[Y]ou probably haven’t heard his name before and after reading this will probably never again, but Edward Johnston has given us a symbol for London every bit as iconic as a red bus or my black taxi, and we hardly ever notice it.
A font designed nearly a century ago was adopted as the Underground’s corporate typeface and almost subliminally its usage has given an identity to London Transport and is now used for all of Transport for London’s media. With its distinctive sans-serif font for years known as ‘Underground’ it has capitals based on roman square capitals and a lower case said to be taken from 15th century Italian handwriting. A perfectly round ‘O’ the unusual use of a diamond dot above the ‘i’ and ‘j’ and with a capital M its diagonal stroke meeting at its centre, its design quite simply would change the way we read today.
By 1913 Johnston was a man already making a name for himself in the world of type. Then 35, Johnston had only really discovered his talent for (and love of) typography in his mid-twenties. By 1906, however, he had already been recognised as a man who had almost single-handedly revived and rediscovered the art of calligraphical type and lettering, and was the much-loved teacher of many of print’s future greats, his book, Writing & Illuminating & Lettering would be (and indeed still is, I should know, having once been a typesetter) one of the ‘must read’ texts for anyone in the typographical world.

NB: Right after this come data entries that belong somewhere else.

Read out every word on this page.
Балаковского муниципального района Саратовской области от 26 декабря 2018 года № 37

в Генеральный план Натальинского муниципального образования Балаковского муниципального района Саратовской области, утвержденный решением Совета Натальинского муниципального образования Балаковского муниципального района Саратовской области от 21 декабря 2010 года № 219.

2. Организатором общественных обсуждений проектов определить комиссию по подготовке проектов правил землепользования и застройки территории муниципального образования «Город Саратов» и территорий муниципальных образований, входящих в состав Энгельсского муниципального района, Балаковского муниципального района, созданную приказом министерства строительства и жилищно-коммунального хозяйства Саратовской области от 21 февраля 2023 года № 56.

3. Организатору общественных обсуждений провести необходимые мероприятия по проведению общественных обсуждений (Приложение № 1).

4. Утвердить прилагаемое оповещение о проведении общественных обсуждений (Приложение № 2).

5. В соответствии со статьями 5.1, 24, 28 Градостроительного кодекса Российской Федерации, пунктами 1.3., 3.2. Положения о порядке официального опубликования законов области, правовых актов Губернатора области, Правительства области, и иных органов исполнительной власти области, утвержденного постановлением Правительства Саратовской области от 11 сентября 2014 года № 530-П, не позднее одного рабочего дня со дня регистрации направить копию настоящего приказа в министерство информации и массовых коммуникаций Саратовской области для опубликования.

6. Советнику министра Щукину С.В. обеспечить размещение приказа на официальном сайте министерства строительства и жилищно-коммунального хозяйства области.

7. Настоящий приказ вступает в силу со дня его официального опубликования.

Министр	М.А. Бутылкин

His brief was that the typeface should have ‘the bold simplicity of the authentic lettering of the finest periods it should also be easy to read from a moving train and in bad lighting, be noticeably up-to-date with the times, and yet also be completely different from anything found on other shops and signage’ and finally, Johnston was told that each letter should be ‘a strong and unmistakeable symbol.’ It took him three years (in fact all likelihood it probably didn’t – Johnston was notorious for leaving commissions until the very last minute), but in 1915 Johnston delivered a character-set that met every single one of those demands.
What Johnston created was, in effect, the very first modern ‘Sans-Serif’ typeface which are ‘fonts without the little kicks’. Open up a word processing program and print out this article (CabbieBlog is set in 9/11pt Arial if you’re interested), first in Times New Roman, then print it out in Arial (or Helvetica if you’re on a Mac) and look at the difference – you’ll see that the letters in the ‘Times’ version are slightly more ornate around the edges. This is because Times is a ‘Serif’ font and Arial is Sans-Serif. In the simplest, most generic terms, this is the difference between the two families.
Sans-Serif typefaces, therefore, are those ‘flourishless’ families like Verdana, Arial, Helvetica and the ubiquitous Comic Sans, faces that bless documents everywhere and virtually the entire internet. Sans-Serif faces are, in many ways, the living embodiment of text in the 20th Century and Johnston, with the typeface that he delivered, almost singlehandedly revived them as a valid and useful style. The typeface now renamed as Johnson Sans, has been subtly updated by Eiichi Kono in the late seventies.
The London Transport Roundel again designed by Johnston who took an existing design of the YMCA logo and turned the basic bulls-eye into the clear and strikingly handsome symbol we see today, and like his typeface was tweaked over many years by Johnston, a process which continues today even now.
The London Transport signs are made of vitreous enamel requiring a process of silk-screen printing and five separate firings in a furnace. Incredibly all are made by a third generation family A. J. Wells & Sons of Newport, Isle of Wight.